Das Kloster im hohen Mittelalter

Auch wenn die Gründungslegende Oberaltaich den bayerischen Urklöstern des frühen Mittelalters zuordnen wollte, die tatsächliche Gründung erfolgte um das Jahr 1080 durch den Regensburger Domvogt Friedrich II., einen Verwandten Aswins von Unter-Zeitldorn, dem Grafen des östlichen Donaugaus. Das Nachbarkloster Niederaltaich sandte die ersten Benediktinermönche und den ersten Abt. Damit begann der Aufstieg des Klosters Oberaltaich zu einer geistigen und wirtschaftlichen und politischen Kraft, gestärkt durch den Aufbau der Wallfahrt auf dem Bogenberg. Allerdings ist gerade die frühe Klostergeschichte im 12. und 13. Jahrhundert nicht leicht zu erschließen. Hans Neueder stellt fest: "Es gibt kaum ein Kloster in Bayern, bei dem Namen und Regierungszeiten der frühen Äbte so unsicher bestimmt werden können, wie in Oberaltaich."

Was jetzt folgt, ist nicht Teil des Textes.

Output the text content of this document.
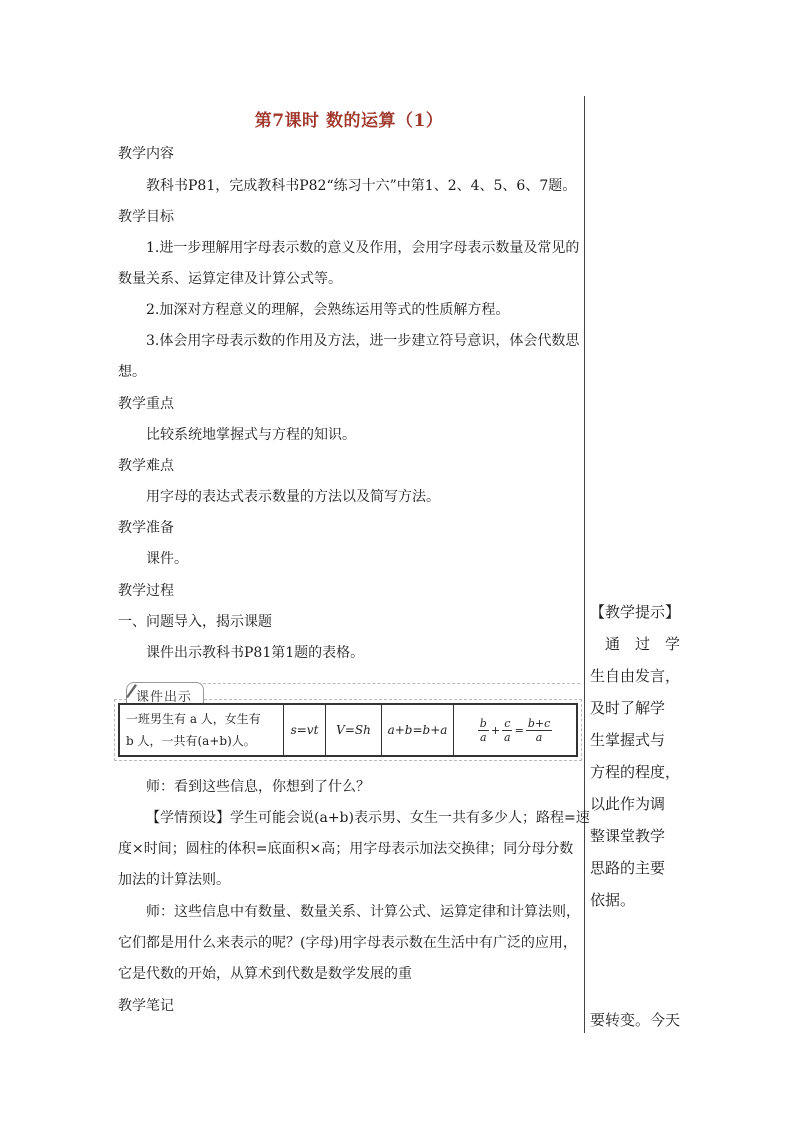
第7课时 数的运算（1）
教学内容
教科书P81，完成教科书P82“练习十六”中第1、2、4、5、6、7题。
教学目标
1.进一步理解用字母表示数的意义及作用，会用字母表示数量及常见的
数量关系、运算定律及计算公式等。
2.加深对方程意义的理解，会熟练运用等式的性质解方程。
3.体会用字母表示数的作用及方法，进一步建立符号意识，体会代数思
想。
教学重点
比较系统地掌握式与方程的知识。
教学难点
用字母的表达式表示数量的方法以及简写方法。
教学准备
课件。
教学过程
一、问题导入，揭示课题
课件出示教科书P81第1题的表格。
师：看到这些信息，你想到了什么？
【学情预设】学生可能会说(a+b)表示男、女生一共有多少人；路程=速
度×时间；圆柱的体积=底面积×高；用字母表示加法交换律；同分母分数
加法的计算法则。
师：这些信息中有数量、数量关系、计算公式、运算定律和计算法则，
它们都是用什么来表示的呢？(字母)用字母表示数在生活中有广泛的应用，
它是代数的开始，从算术到代数是数学发展的重
教学笔记
课件出示
一班男生有 a 人，女生有
b 人，一共有(a+b)人。
s=vt	V=Sh	a+b=b+a	$\frac{b}{a} + \frac{c}{a} = \frac{b+c}{a}$
【教学提示】
　通　过　学
生自由发言，
及时了解学
生掌握式与
方程的程度，
以此作为调
整课堂教学
思路的主要
依据。
要转变。今天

Dennoch gelingt ihm durch genaue Auswertung der verfügbaren Materialien eine fundierte Zusammenstellung der frühen Äbte bis 1260. Mit dem tatkräftigen und erfolgreichen Abt Poppo (1260 bis 1282), ein Mann der Klosterreform und gleichzeitig ein zielstrebiger Verwalter, betritt der Historiker besser gesicherten Boden. Poppo und seine Nachfolger sorgten für Erweiterung und Abrundung des Klosterbesitzes, erfreuten sich der Förderung durch das wittelsbachische Herzogshaus und die Aristokratie, hatten andererseits mancherlei Zahlungen an die römische Kurie und die weltlichen Herren zu leisten. Gebetsverbrüderungen verbanden Oberaltaich mit anderen Klöstern. Der Abt gehörte seit dem 14. Jahrhundert den niederbayerischen Landständen an. "Vermutlich war das Kloster sogar das Hauptkloster einer der 32 Provinzen, in die Papst Benedikt XII. die bestehenden Benediktinerklöster eingeteilt hatte" (S. 47).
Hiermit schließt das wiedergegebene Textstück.